ILMÖ fordert striktes Kopftuchverbot für Kinder in allen Bereichen

Wien (OTS) - - ILMÖ verlangt Schließung des Wa-Islamah-Kindergartens benannt nach einem historischen islamischen Jihad-Ruf

- ILMÖ: Angekündigte Klagen gegen Prof. Ednan Aslan sollen mundtot machen, sind aber meist nur Säbelrasseln

- ILMÖ verlangt Rücktritt von Sanac und Al-Rawi. Sie sind mitverantwortlich für die Missstände in Islamischen Kindergärten

Amer Albayati, Präsident der Initiative Liberale Muslime Österreich ILMÖ, fordert ein generelles Kopftuchverbot für Kinder in allen Bereichen (Kindergärten, Kindergruppen, Schulen, Moscheevereinen und auch zu Hause), vor allem in Bildungseinrichtungen. „Wie in islamischen Wiener Kindergärten, wo sämtliche Mädchen Kopftücher tragen müssen. Diese bewusste Symbolik ist ein Anschlag auf die Rechte und die Freiheit der Kinder und raubt ihre kindliche Verspieltheit. Wir bekräftigen auch die Forderung nach einer Schließung solcher radikal islamistischer Einrichtungen. Explizit fordern wir die umgehende Schließung des Wa-Islamah-Kindergartens in Wien, weil alleine die Benennung „Wa Islamah“ – „Oh, mein Islam“ nach einem historischen islamischen Jihad-Ruf eine nicht tolerierbare Provokation für westliche Werte ist. Auch der Austro-Dschihadist Mohamed Mahmoud verwendete immer wieder diesen Ausspruch in seinen Propagandaauftritten“, betont Albayati.

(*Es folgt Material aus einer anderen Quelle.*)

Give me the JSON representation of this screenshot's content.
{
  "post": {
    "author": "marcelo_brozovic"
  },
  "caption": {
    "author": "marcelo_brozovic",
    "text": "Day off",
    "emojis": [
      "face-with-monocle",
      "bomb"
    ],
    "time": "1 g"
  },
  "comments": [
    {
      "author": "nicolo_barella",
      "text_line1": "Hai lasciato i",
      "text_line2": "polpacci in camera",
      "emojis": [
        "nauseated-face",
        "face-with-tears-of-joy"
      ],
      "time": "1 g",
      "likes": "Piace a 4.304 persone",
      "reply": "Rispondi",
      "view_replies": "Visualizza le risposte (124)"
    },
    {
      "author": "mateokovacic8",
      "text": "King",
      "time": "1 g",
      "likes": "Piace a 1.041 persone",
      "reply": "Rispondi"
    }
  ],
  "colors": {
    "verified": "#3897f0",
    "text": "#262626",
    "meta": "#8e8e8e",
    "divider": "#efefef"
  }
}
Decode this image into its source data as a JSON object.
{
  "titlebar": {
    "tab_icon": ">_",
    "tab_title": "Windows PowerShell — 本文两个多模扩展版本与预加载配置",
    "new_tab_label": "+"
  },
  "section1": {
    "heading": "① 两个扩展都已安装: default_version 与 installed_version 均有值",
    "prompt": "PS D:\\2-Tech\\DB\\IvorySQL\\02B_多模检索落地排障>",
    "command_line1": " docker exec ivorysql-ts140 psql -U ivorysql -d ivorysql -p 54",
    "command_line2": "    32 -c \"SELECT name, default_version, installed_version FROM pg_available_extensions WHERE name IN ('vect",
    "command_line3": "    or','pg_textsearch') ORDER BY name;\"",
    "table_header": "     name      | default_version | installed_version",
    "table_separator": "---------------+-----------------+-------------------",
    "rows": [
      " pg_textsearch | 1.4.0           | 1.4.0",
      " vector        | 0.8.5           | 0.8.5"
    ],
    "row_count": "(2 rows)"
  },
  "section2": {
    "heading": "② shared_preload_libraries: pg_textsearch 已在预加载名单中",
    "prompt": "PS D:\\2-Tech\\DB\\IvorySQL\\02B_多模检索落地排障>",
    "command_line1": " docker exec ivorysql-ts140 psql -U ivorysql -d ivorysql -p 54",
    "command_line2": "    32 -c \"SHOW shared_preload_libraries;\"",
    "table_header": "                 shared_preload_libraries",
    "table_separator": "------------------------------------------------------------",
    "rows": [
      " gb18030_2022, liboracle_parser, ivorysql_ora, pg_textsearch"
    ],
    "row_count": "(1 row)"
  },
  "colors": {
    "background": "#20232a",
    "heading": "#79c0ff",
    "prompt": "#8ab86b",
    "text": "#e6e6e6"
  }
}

Man könne vor Missständen nicht mehr die Augen verschließen: „Wie kann es sein, dass der islamistische Kindergarten von Ismail Suk mitten in Wien-Favoriten im Jahr 2008 den deutschen Salafisten Pierre Vogel, der nach dem Tod von Osama bin Laden sprach und dabei diesen Terroristen gepriesen hat, empfangen hat? Was haben Kindergärten zu verbergen, die nach Veröffentlichung der Aslan-Studie umgehend ihre Website löschten oder änderten? Warum spricht man in Kindergärten von Verboten, Sünden und von anderen Menschen als Ungläubige? Warum gehen die Behörden erst jetzt gegen Abdullah Polat Erbiz vor, der fertige Kindergartenkonzepte zu Lasten der Steuerzahler in Millionenhöhe teuer weiterverkauft hat? Warum ließ man ihn so lange gewähren und warum wurden im Gegenzug anständige Betreiber – wir kennen solche Fälle – nicht genehmigt?“, fragt Albayati.

Die ILMÖ sandte am 3.2.2009 einen offenen Brief an alle verantwortlichen Stellen in Österreich, insbesondere an die damalige Bundesministerin für Unterricht, Kunst und Kultur, Frau Dr. Claudia Schmied. Darin gilt ein Hauptaugenmerk dem islamischen Religionsunterricht. Die ILMÖ hat sich bisher in diese politische Debatte nicht parteilich eingemischt. Aber bei derartigen Angriffen auf Dr. Aslan wegen seiner wichtigen und wahren Studie müsse man sich äußern. Zudem habe die ILMÖ bereits im Jahr 2009 in aller Deutlichkeit auf Verbindungen zwischen der Muslimbruderschaft und radikalen Islamisten zu Kindergartenvereinen, Schulen und Moscheevereinen hingewiesen. „Passiert ist seither nichts. Die Stadt Wien wurde getäuscht und hat dadurch jahrelang konsequent die Augen vor der Realität verschlossen. So kann es nicht weitergehen. Wir appellieren an unsere Regierung und die Stadt Wien hier an einem Strang zu ziehen und konsequent zu handeln. Der Appell richtet sich auch an kritische Geister, sich von Klagsdrohungen nicht einschüchtern zu lassen und weiterhin für eine liberale, säkulare Gesellschaft einzutreten“, so Albayati abschließend.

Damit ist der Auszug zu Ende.